Extension challenges (optional)

  • Easy. Re-run Step 5 with --probe-set sycophancy and look at how each backend handles agreeable-but-wrong prompts. Document the behavioral difference.
  • Medium. Pull a second Ollama model — mistral:7b or qwen2.5:7b — and add it as a third backend in the compare script. You should not need to change src/ai_sec/chat.py if it's well-abstracted; if you do, that's a small design tax to pay now and save later.
  • Hard. Use the chat() function with temperature=1.0 and run the same prompt N=20 times against each backend. Quantify the variance in outputs.
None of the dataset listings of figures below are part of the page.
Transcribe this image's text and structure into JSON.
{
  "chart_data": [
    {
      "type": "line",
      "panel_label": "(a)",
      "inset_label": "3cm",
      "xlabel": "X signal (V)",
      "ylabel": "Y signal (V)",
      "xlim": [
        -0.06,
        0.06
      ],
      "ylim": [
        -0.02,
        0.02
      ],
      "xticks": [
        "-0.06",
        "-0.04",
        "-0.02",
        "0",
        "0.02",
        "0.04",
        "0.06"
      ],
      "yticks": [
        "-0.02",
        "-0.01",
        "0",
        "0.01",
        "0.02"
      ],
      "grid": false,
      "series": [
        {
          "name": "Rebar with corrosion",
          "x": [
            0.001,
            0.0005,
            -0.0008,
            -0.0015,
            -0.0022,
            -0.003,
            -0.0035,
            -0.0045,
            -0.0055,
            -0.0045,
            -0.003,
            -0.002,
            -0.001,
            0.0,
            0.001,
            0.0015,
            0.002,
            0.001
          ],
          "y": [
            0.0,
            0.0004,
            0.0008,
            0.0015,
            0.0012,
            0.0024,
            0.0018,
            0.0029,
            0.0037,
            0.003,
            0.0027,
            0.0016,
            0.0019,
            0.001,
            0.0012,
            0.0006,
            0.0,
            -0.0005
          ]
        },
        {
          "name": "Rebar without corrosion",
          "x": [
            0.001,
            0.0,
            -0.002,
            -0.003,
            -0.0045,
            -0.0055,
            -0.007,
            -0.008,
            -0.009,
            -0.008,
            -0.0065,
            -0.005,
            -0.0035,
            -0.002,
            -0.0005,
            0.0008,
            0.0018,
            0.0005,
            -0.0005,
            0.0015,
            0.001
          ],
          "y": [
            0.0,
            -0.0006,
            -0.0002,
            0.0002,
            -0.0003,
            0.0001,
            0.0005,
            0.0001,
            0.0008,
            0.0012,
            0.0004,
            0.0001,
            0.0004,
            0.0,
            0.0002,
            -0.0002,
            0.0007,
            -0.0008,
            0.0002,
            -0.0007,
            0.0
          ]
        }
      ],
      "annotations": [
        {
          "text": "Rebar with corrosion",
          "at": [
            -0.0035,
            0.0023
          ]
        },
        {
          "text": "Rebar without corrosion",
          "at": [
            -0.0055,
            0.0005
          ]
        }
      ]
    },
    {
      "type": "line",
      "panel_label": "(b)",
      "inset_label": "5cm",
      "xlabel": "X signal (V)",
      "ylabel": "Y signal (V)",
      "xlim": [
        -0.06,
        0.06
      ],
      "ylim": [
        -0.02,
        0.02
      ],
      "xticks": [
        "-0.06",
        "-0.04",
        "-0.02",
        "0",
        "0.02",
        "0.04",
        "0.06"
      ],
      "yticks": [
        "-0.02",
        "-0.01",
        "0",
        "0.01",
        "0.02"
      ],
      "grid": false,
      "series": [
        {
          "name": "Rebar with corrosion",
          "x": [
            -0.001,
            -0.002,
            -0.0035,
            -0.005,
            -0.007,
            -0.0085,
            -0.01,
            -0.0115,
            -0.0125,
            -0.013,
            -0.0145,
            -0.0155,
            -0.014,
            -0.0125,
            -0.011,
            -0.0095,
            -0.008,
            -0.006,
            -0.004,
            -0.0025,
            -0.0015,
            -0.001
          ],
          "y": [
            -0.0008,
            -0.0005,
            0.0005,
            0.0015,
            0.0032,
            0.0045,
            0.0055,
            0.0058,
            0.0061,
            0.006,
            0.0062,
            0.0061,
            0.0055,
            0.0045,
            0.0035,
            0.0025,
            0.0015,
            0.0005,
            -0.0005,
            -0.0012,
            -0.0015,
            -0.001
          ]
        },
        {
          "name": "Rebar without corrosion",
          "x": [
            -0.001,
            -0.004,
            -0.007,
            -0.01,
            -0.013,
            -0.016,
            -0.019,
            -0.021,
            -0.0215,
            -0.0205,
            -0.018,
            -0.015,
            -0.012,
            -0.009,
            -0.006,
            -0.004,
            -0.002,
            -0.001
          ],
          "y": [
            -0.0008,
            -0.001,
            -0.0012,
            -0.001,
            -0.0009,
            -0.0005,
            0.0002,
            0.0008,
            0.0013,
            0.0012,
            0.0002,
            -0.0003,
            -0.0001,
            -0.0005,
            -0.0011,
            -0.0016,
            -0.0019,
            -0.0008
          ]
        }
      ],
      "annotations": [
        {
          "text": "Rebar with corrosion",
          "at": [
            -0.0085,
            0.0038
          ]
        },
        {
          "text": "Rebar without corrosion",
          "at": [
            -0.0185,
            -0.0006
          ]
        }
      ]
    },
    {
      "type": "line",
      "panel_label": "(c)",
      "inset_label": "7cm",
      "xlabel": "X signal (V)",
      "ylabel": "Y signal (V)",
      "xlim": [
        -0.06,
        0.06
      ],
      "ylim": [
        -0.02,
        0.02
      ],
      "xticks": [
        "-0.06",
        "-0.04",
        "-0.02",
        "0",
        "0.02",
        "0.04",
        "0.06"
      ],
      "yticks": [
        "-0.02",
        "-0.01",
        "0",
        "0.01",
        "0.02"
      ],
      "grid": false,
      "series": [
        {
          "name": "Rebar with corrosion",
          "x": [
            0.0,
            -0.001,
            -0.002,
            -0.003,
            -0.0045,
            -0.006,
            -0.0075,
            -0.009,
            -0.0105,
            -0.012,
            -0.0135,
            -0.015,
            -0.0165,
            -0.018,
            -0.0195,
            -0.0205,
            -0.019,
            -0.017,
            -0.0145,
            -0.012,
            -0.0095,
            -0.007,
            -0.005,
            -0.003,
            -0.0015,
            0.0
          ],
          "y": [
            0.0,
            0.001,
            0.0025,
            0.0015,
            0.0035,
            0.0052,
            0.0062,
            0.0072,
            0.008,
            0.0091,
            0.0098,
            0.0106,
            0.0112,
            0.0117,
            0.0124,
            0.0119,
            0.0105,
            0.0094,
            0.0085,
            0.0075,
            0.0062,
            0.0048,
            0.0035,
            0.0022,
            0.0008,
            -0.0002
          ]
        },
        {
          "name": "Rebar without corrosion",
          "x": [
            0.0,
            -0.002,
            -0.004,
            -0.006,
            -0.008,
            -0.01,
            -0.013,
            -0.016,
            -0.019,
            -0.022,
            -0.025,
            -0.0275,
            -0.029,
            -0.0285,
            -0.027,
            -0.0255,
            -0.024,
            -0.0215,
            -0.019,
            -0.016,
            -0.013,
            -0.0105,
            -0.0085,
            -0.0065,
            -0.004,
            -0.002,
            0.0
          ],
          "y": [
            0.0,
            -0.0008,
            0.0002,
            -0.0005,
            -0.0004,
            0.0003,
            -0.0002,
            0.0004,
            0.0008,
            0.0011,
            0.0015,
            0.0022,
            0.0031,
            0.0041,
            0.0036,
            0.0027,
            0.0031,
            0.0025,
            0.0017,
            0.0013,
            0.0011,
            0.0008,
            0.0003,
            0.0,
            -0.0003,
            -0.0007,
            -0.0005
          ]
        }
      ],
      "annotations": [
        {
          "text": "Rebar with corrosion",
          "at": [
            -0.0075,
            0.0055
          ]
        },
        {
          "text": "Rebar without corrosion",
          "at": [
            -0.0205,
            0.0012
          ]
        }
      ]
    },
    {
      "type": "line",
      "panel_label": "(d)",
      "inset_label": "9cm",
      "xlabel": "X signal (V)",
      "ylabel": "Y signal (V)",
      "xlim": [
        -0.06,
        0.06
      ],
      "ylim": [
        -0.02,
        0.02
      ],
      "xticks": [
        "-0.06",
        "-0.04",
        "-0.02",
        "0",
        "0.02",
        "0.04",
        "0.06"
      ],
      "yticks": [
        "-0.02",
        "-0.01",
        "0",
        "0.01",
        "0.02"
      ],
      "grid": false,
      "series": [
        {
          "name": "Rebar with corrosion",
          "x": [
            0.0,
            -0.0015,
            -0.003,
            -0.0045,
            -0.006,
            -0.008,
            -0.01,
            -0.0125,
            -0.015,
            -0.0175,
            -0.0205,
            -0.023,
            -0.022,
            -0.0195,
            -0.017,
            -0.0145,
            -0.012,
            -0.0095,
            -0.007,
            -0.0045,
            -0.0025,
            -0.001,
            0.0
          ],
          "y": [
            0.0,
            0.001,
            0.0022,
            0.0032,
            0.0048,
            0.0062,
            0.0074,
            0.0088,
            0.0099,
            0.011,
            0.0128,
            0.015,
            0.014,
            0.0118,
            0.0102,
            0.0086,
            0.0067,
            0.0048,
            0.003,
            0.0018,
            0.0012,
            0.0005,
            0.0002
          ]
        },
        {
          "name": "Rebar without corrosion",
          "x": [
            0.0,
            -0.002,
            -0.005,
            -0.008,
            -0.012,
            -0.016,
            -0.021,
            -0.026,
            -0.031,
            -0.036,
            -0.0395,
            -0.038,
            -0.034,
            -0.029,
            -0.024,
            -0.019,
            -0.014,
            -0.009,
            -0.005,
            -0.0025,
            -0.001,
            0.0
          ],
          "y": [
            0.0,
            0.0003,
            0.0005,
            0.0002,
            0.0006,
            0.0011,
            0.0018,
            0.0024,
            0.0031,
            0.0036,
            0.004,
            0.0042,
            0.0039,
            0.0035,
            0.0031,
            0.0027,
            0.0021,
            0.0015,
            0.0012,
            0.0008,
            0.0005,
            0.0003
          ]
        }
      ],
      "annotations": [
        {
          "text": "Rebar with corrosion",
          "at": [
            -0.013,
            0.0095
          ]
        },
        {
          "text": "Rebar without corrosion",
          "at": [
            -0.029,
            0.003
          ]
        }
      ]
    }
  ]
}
This is the empirical foundation for "a jailbreak that succeeds 1 in 10 tries is still a jailbreak" — you'll need this measurement habit for Module 3.

References

  • Meta Llama 3.2 model card — https://huggingface.co/meta-llama/Llama-3.2-3B-Instruct
  • Meta Llama 3.2 Community License & Acceptable Use Policy — included in the model repo
  • OpenAI System Cards — https://openai.com/index/ (search by model name)
  • Anthropic model cards & responsible scaling reports — https://www.anthropic.com/
  • Mitchell et al., "Model Cards for Model Reporting" (FAT* 2019) — https://arxiv.org/abs/1810.03993
  • NIST AI RMF — Govern 1.4 (documentation) and Map 4.1 (impact assessment)

Provisioning spec (for lab platform admin, NOT shown to learner)

Container base image: aisec/labs-base:0.1 (same as L0.3 — no per-lab variant needed)

Additional pre-installed files for this lab: - /workspace/ai-sec-course/scripts/lab1_6_compare.py — side-by-side comparison runner - /workspace/ai-sec-course/scripts/lab1_6_model_card.py — model card inspector - /workspace/ai-sec-course/src/ai_sec/chat.py — the shared chat() abstraction; used by every later lab - /workspace/ai-sec-course/probes/basic.yaml — 10-prompt baseline probe set - /workspace/ai-sec-course/probes/sycophancy.yaml — extension challenge probe set - /workspace/ai-sec-course/runs/lab1_6/.gitkeep — output directory (preserved across resets if platform supports persistent volumes; otherwise informational)

Pre-pulled Ollama models: llama3.2:3b (already pulled in L0.3 image), plus mistral:7b (~4.4 GB) and qwen2.5:7b (~4.7 GB) for extension challenge. Decision point: preloading both extension models bloats the image by ~9 GB. Recommend lazy-pull via a scripts/lab1_6_extension_setup.sh script the learner runs only if they take the extension; document the ~3 min download in the challenge.

Network access: - Egress: api.openai.com, api.anthropic.com, huggingface.co (model card fetch), ollama.com (lazy pulls), pypi.org - Ingress: none

Estimated container resource use during lab: - RAM: 3–4 GB peak (loading llama3.2:3b) - CPU: 100% one core during Ollama inference (5–15s per response) - Disk: 100 MB run output - Wallclock: 30–45 min including reading time

Notes for platform admin: - This lab is the canonical "is the env actually working" test. If learners report failures here, expect failures throughout the course. - The chat() function caches OPENAI_API_KEY / ANTHROPIC_API_KEY presence — if a learner adds the key mid-session, they may need to restart their shell to pick it up. Document or auto-restart via a wrapper.